Mimikry ist weniger ein Buch als ein Spiel. Oder ein Buch über Menschen, die ein Spiel spielen. Das also nicht nur ein Spiel erklärt mit allem was dazugehört, sondern eine ganze Reihe von gemütlichen Zusammenkünften verschiedener Menschen berichtet, die sich auf Facebook fanden, sich in Gruppen aufteilten, einen wundervollen Abend voller Literatur und Essen verbrachten, bei dem Spiel auch jede Menge Spaß hatten und zu aller Freude der Nachwelt und auch zur Anregung für weitere tolle Abende unter Freunden und Buchliebhaber all das protokollierten.

Doch was ist Mimikry überhaupt für ein Spiel? Mimikry bedeutet soviel wie „Täuschung“. Die Mitspieler (und in diesem Fall auch der geneigte Leser dieses Buches) sollen an der Nase herum geführt werden. Eine falsche Fährte soll gelegt werden, denn die Mitspieler imitieren anhand des ersten Satzes eines beliebigen Buches den Stil und die Geschichte des ursprünglichen Autors. Später dann muss herausgefunden werden, welcher der vorgelesenen (oder abgedruckten) Anfänge der Originale ist. Klingt ziemlich einfach? Ist es aber nicht. Denn die spielenden Personen in diesem Buch machen verdammt nochmal einen richtig guten Job und so ärgert man sich (besonders bei Büchern, die man bereits selbst gelesen hat) so manches mal, wenn man schlussendlich zur Auflösung blättert und wieder einmal einem fremden Autoren auf den Leim gegangen ist.

How to play:
Es findet sich eine Gruppe von etwa sechs Menschen. Es können auch mehr oder weniger sein. Unter diesen wird ein Spielleiter gewählt. Aus etwaigen mitgebrachten oder vorhandenen Bücher wird eines ausgesucht, ohne jedoch den ersten Satz gelesen zu haben. Der Spielleiter zeigt nun das Cover in die Runde, verliest sowohl den Klappentext, als auch einige wahllos aus dem Buch ausgewählten Sätze, damit die Spieler ein Gefühl für den Stil des Autors bekommen. Dann geht es richtig los: Der erste Satz oder der erste Teil eines Satzes wird verlesen und die Mitspieler müssen diesen notieren und aufgrund dessen die nachfolgenden -etwa zehn – Zeilen schreiben. Auf die Lesbarkeit des Geschriebenen ist hier besonders zu achten. Der Spielleiter selbst schreibt die ersten paar Zeilen des Originals auf einen den der Mitspieler identischen Zettel. Dann werden alle Vorschläge eingesammelt, nummeriert und gemischt. Der Spielleiter muss nun flüssig und ohne zu stocken und auch ohne das Gesicht zu verziehen jeden einzelnen Vorschlag vorlesen (deshalb die Lesbarkeit). Danach wird per Handzeichen abgestimmt. Dabei können verschiedene Punkte verteilt werden für denjenigen, der zunächst das Original errät, aber auch für den „Autor“, dessen Text mehrheitlich für das Original gehalten wird (wenn es denn das Original schlägt). In der nächsten Runde wechselt der Spielleiter.

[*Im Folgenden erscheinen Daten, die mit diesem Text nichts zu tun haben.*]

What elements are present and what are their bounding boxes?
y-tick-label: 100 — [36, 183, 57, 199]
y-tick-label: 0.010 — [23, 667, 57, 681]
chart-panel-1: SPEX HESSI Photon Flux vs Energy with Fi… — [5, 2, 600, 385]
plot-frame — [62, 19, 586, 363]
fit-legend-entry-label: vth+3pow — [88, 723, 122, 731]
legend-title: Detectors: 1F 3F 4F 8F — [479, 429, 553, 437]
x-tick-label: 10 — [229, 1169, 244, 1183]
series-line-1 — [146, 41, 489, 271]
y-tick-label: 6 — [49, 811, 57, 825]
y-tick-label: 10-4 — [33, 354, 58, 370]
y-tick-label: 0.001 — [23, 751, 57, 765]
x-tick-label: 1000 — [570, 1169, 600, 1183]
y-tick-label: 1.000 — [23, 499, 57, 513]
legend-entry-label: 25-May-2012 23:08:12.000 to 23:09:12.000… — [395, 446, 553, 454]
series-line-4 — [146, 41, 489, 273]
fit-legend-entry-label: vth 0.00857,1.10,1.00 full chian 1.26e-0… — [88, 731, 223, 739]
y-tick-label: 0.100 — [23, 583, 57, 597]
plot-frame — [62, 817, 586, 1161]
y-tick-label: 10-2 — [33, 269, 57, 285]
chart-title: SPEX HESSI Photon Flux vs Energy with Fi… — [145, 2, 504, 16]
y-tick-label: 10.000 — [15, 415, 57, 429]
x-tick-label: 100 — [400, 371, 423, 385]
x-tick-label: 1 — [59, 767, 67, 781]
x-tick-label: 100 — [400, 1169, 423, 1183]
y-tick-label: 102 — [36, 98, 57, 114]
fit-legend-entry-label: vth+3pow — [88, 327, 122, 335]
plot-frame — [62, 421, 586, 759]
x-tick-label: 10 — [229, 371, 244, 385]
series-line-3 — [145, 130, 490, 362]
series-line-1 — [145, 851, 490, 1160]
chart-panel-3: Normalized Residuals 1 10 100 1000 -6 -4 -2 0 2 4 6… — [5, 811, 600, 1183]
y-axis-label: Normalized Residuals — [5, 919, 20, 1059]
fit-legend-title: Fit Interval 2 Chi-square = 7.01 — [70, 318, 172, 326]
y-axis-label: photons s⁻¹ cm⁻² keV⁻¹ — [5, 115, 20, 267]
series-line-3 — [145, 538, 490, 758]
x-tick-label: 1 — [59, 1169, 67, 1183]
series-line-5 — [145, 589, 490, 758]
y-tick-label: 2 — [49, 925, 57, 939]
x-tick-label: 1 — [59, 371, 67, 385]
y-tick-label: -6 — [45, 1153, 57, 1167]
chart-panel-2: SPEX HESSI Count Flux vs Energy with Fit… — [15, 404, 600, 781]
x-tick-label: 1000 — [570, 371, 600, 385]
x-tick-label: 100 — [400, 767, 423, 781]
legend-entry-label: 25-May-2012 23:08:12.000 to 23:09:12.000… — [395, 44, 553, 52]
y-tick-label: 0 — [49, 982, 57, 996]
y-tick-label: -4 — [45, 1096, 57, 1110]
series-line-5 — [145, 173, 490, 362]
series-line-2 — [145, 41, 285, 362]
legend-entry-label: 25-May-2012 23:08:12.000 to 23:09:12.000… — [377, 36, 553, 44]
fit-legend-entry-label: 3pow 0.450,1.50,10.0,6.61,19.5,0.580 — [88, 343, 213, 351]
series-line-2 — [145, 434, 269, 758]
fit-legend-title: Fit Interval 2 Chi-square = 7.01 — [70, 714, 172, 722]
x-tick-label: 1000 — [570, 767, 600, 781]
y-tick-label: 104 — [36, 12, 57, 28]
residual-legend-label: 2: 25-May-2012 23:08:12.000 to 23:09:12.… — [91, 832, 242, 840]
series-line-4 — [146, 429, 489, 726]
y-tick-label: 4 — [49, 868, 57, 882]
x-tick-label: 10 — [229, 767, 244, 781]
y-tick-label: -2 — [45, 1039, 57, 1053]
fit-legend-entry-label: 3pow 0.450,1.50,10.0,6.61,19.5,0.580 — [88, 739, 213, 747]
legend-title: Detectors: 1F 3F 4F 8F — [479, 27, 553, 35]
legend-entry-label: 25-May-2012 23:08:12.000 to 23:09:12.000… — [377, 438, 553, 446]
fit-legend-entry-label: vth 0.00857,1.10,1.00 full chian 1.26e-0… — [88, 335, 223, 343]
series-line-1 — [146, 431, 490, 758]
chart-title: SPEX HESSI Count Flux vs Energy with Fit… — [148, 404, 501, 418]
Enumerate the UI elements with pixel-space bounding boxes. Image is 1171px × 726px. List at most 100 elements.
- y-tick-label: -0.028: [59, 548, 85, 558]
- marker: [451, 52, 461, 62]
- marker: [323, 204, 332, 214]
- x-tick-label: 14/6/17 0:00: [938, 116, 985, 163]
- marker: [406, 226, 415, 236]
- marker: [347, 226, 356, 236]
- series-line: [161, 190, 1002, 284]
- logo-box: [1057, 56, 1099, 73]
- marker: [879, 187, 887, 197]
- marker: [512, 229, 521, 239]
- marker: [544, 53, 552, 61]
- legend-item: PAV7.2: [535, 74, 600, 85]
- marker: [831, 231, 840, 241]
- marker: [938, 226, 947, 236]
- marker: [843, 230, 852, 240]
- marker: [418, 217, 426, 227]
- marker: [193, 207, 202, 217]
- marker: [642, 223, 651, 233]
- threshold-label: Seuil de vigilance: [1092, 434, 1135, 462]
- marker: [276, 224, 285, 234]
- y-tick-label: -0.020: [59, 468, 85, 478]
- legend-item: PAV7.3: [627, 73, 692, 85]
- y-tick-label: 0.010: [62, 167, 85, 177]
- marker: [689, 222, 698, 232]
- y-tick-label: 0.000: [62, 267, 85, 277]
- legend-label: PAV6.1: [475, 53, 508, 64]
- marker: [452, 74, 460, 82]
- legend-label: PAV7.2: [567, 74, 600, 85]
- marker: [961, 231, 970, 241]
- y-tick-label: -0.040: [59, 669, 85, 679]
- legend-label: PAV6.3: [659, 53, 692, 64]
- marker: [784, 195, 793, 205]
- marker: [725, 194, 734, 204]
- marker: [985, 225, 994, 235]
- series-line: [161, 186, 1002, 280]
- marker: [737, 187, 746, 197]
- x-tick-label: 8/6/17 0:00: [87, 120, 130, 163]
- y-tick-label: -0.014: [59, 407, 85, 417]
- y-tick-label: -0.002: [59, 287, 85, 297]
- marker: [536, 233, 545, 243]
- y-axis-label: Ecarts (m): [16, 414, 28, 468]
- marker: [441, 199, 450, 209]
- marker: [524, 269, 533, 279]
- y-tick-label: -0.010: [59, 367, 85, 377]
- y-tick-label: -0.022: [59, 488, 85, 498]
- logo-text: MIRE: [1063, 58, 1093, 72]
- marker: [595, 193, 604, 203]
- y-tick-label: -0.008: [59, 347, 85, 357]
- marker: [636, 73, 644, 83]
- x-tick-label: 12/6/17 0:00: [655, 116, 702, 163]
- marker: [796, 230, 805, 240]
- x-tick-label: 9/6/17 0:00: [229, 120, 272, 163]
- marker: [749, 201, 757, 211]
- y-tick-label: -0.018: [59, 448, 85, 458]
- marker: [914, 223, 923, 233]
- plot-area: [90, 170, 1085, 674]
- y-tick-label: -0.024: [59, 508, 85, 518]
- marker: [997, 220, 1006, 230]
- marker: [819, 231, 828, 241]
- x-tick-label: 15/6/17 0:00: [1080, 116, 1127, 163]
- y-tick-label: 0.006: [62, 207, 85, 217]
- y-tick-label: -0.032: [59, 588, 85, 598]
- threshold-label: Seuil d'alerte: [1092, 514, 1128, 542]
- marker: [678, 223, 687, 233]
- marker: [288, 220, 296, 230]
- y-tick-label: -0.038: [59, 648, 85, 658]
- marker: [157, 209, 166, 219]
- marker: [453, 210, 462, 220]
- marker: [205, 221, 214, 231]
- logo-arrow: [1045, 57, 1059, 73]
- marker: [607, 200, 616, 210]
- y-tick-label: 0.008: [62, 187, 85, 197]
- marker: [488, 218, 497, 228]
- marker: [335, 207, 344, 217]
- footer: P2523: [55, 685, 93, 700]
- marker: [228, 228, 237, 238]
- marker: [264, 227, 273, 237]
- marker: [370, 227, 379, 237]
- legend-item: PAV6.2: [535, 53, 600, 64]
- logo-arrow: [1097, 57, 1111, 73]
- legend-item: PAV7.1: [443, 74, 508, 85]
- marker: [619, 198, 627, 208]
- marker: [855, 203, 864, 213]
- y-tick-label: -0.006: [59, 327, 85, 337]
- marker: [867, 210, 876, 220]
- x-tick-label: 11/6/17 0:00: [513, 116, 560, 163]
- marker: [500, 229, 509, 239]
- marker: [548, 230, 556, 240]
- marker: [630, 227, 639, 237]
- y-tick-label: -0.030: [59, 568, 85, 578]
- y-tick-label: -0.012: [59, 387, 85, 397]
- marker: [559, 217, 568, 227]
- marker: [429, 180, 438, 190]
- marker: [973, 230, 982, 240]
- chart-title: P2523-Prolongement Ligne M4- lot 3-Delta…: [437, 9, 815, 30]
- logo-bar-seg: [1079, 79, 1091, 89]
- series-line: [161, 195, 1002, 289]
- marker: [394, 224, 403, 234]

An etwa neunzehn Abenden wurden im Jahr 2015 solche Spiele veranstaltet. Dabei wurden die Treffen protokolliert und niedergeschrieben. Auch die verschiedenen Romananfänge sind immer mit abgedruckt, sodass der Leser selbst die Freude daran hat, auch Teil des Ratens sein zu können. Am Ende werden die Spieler mit Fotos vorgestellt, sodass sie nicht nur gesichtlose Figuren bleiben. Nebenher gibt es auch immer Fotos der einzelnen Abende, sodass nicht nur wörtlich ein Gefühl der Atmosphäre beim Leser entstehen kann, sondern sie in Bildern klar ausgedrückt wird. Denn jeder Abend war anders. Es entstand Kreativität. Es wurden teils nicht nur Romananfänge gespielt, sondern sich auch an Glückskekssprüchen oder Rezepten vergangen. Hauptsache, sie hatten Spaß.

Und Spaß macht nicht nur das Lesen dieses Buches, sondern auch das heimliche – und nur für sich – Mitspielen, die Unsicherheit, die man aufgrund der hervorragend imitierten Texte entsteht und manchmal auch der Frust über eine weitere erfahrende Täuschung.
Das Spiel bleibt nicht nur innerhalb dieses Buches, sondern schreit  danach auch nach außen in die Welt getragen zu werden. Zu jedem der nicht nur gerne liest, sondern auch gerne schreibt und lesen nicht nur immer als ein einsames Hobby genießen will. So schreit es in die Welt hinaus: Spielt!